Soon after the Discovery of Self course, Gurley was moved out of Harrison and placed in a mainstream school. The first member of his family to go to college, he graduated and now is back in north Minneapolis as a mental health worker teaching life skills to kids that have been diagnosed with ADHD and Oppositional Defiant Disorder, as well as children on probation. He also serves as a football coach with Minneapolis Parks and Recreation, and works with Barrash as an associate teacher with the Discovery of Self program.

“I use the things that Jane discusses in her curriculum, and I use them a lot in preparing kids for football games, and helping them prepare for job interviews,” says Gurley. “I tell people to imagine on a daily basis things going good. I tell ‘em, ‘Let's not focus and give the energy to what can happen negatively, but give the energy to what can happen positively; what good can happen.’”

Discovery of Self

Now taught in a variety of formats and curriculum lengths, Discovery of Self programs have been found to be equally effective for people in minimum and maximum security prisons, homeless shelters, regular schools and in corporate and medical settings.

Since 1995 the training program has been taken into businesses, shelters, medical centers and treatment programs, with great success and only minor curriculum changes necessary to match each audience. Even those familiar with many of the topics find it effective.

“This material is so fresh and new that everybody is a kid,” says Barrash. “The workbook was written for students operating at the level of a 12 year-old. But even to a corporate executive much of this is new information, so they are listening with the same kind of beginner's mind.”

And proof that it only takes a small seed to grow into something remarkable, the latest evolution of the Discovery of Self program is a Minnesota charter public school. In October 2006, Continuum Academy was one of only four charter public schools to receive approval by the Minnesota State Department of Education. Sponsored by the Audubon Center of the North Woods, Continuum Academy will open in the fall of 2008 as a middle school, expanding to include high school and eventually opening schools around the country.

The school will integrate consciousness research and traditional cultural teachings into coursework that covers all required subject matter. Conventional subjects will be approached in an interdisciplinary and holistic manner, incorporate project-based learning, service learning and include study of the world within.

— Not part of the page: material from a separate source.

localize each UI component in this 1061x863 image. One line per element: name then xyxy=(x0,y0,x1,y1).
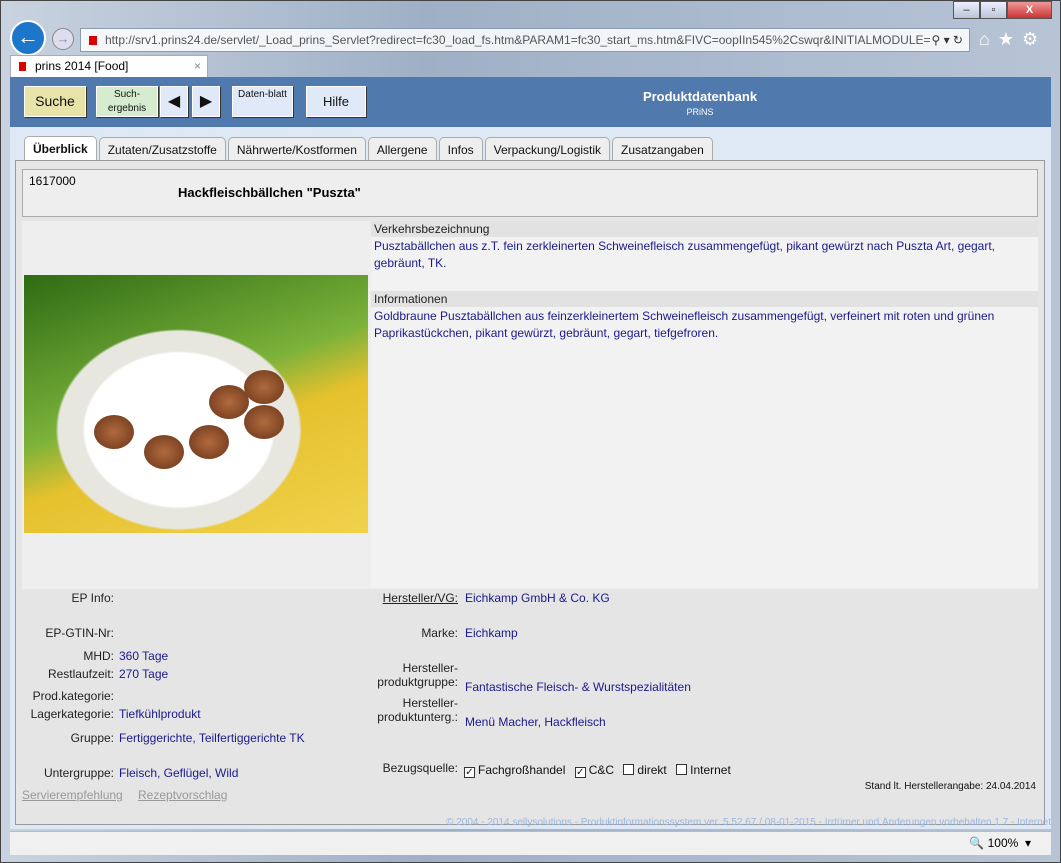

In addition to plans for its own new school, Continuum Center has been invited to expand its role in north Minneapolis . In the midst of the achievement gap in that district,

Continuum has been asked by a Minneapolis Public Schools initiative to provide its Discovery of Self training to the teaching staff and the students of a new satellite site.

This new site is designed to expose children to a hybrid academic model and to a new paradigm casting them as pools of talent waiting to be tapped, challenged and motivated, rather than “high risk.” The current plan is for Continuum to provide teacher training and direct delivery to students of the Discovery of Self curriculum three days a week. The proposed second phase is that Discovery of Self would be provided to all ten schools in this north side initiative.

Careino Gurley is one of four facilitators in training to teach Discovery of Self, and as a former “high risk” student of the program more than 15 years ago, his participation at this level is a wonderful demonstration of perseverance paying off, and that what goes around, comes around. “I think the medicine of the 21st century is inspiration, and there isn't a lot out there right now,” says Barrash. “But I think inspiration can, with some tools and proper orientation, be something that really can be used as a walking stick to move us all forward.”